February 11, 2008; Page A12
THESSALONIKI, Greece -- Romania's government must cut spending to fight economic overheating and runaway inflation, or face higher interest rates, the head of the country's central bank said.
With inflation galloping well above the central bank's comfort zone and the Romanian leu on a downward path against the euro, National Bank of Romania Gov. Mugur Isarescu signaled that another rate increase could come as soon as the next monetary policy meeting, March 26.
"What we need to clearly fight against inflation is not to rely just on monetary policy, which is already overburdened," Mr. Isarescu said in an interview in this northern Greek city. "We need a change in our policy mix, which means more restraint on fiscal policy and on wage policy."

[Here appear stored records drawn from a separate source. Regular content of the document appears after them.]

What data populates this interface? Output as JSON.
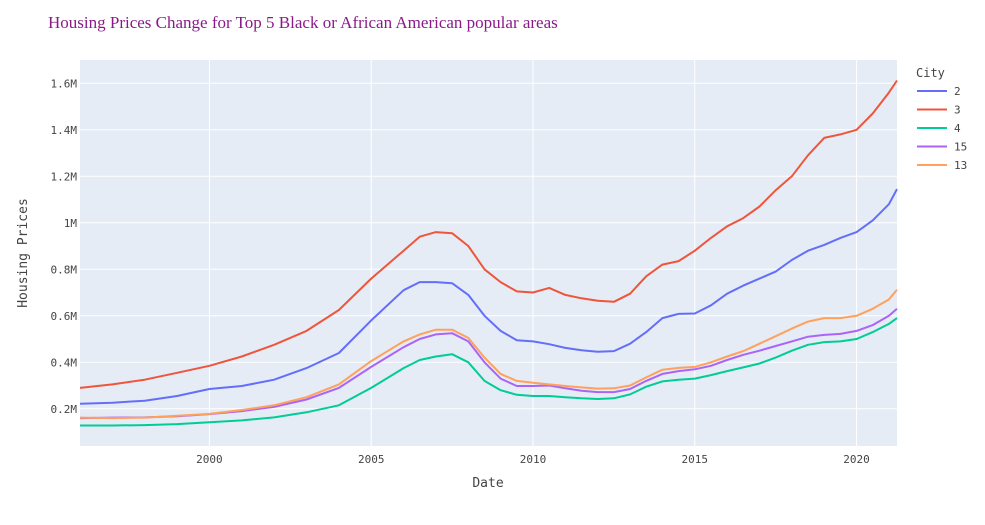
{
  "chart_data": {
    "type": "line",
    "title": "Housing Prices Change for Top 5 Black or African American popular areas",
    "xlabel": "Date",
    "ylabel": "Housing Prices",
    "xlim": [
      1996.0,
      2021.25
    ],
    "ylim": [
      40000,
      1700000
    ],
    "x_ticks": [
      2000,
      2005,
      2010,
      2015,
      2020
    ],
    "x_tick_labels": [
      "2000",
      "2005",
      "2010",
      "2015",
      "2020"
    ],
    "y_ticks": [
      200000,
      400000,
      600000,
      800000,
      1000000,
      1200000,
      1400000,
      1600000
    ],
    "y_tick_labels": [
      "0.2M",
      "0.4M",
      "0.6M",
      "0.8M",
      "1M",
      "1.2M",
      "1.4M",
      "1.6M"
    ],
    "grid": true,
    "legend_title": "City",
    "legend_position": "right",
    "x": [
      1996,
      1997,
      1998,
      1999,
      2000,
      2001,
      2002,
      2003,
      2004,
      2005,
      2006,
      2006.5,
      2007,
      2007.5,
      2008,
      2008.5,
      2009,
      2009.5,
      2010,
      2010.5,
      2011,
      2011.5,
      2012,
      2012.5,
      2013,
      2013.5,
      2014,
      2014.5,
      2015,
      2015.5,
      2016,
      2016.5,
      2017,
      2017.5,
      2018,
      2018.5,
      2019,
      2019.5,
      2020,
      2020.5,
      2021,
      2021.25
    ],
    "series": [
      {
        "name": "2",
        "color": "#636efa",
        "values": [
          222000,
          226000,
          235000,
          255000,
          285000,
          298000,
          325000,
          375000,
          440000,
          580000,
          710000,
          745000,
          745000,
          740000,
          690000,
          600000,
          535000,
          495000,
          490000,
          478000,
          462000,
          452000,
          445000,
          448000,
          480000,
          530000,
          590000,
          608000,
          610000,
          645000,
          695000,
          730000,
          760000,
          790000,
          840000,
          880000,
          905000,
          935000,
          960000,
          1010000,
          1080000,
          1145000
        ]
      },
      {
        "name": "3",
        "color": "#ef553b",
        "values": [
          290000,
          305000,
          325000,
          355000,
          385000,
          425000,
          475000,
          535000,
          625000,
          760000,
          880000,
          940000,
          960000,
          955000,
          900000,
          800000,
          745000,
          705000,
          700000,
          720000,
          690000,
          675000,
          665000,
          660000,
          695000,
          770000,
          820000,
          835000,
          880000,
          935000,
          985000,
          1020000,
          1070000,
          1140000,
          1200000,
          1290000,
          1365000,
          1380000,
          1400000,
          1470000,
          1560000,
          1612000
        ]
      },
      {
        "name": "4",
        "color": "#00cc96",
        "values": [
          128000,
          128000,
          130000,
          134000,
          142000,
          150000,
          163000,
          185000,
          215000,
          290000,
          375000,
          410000,
          425000,
          435000,
          400000,
          320000,
          280000,
          260000,
          255000,
          255000,
          250000,
          245000,
          242000,
          245000,
          262000,
          295000,
          318000,
          325000,
          330000,
          345000,
          362000,
          378000,
          395000,
          420000,
          450000,
          475000,
          487000,
          490000,
          500000,
          530000,
          565000,
          590000
        ]
      },
      {
        "name": "15",
        "color": "#ab63fa",
        "values": [
          160000,
          162000,
          163000,
          168000,
          177000,
          190000,
          208000,
          240000,
          290000,
          380000,
          465000,
          500000,
          520000,
          525000,
          490000,
          400000,
          330000,
          298000,
          298000,
          300000,
          288000,
          278000,
          272000,
          272000,
          285000,
          320000,
          350000,
          362000,
          370000,
          385000,
          410000,
          432000,
          450000,
          470000,
          490000,
          510000,
          518000,
          522000,
          535000,
          560000,
          600000,
          630000
        ]
      },
      {
        "name": "13",
        "color": "#ffa15a",
        "values": [
          162000,
          160000,
          162000,
          170000,
          178000,
          195000,
          215000,
          250000,
          305000,
          405000,
          490000,
          520000,
          540000,
          540000,
          505000,
          420000,
          350000,
          320000,
          312000,
          305000,
          298000,
          292000,
          287000,
          288000,
          300000,
          335000,
          368000,
          376000,
          380000,
          400000,
          425000,
          448000,
          480000,
          512000,
          545000,
          575000,
          590000,
          590000,
          600000,
          630000,
          670000,
          712000
        ]
      }
    ]
  }
}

Romania's central bank raised rates Feb. 4 to 9%, the highest level in almost three years, to combat soaring prices. Inflation in Romania rose to 6.6% at the end of last year from 3.7% in March. It is likely to come down to 5.9% by the end of this year, according to revised forecasts, Mr. Isarescu said Thursday. Romania's central bank has an inflation target of 3.8% for year end, with a range of one percentage point either way considered acceptable.
As in the rest of Europe, Romania's inflation is being driven by rising energy and food prices -- made worse by a severe summer drought last year.
Prices in Romania have also been pushed up by the decline in the leu because many local prices are indexed to the euro. After having risen powerfully in 2006 and early last year, the leu declined around 15% against the euro since July.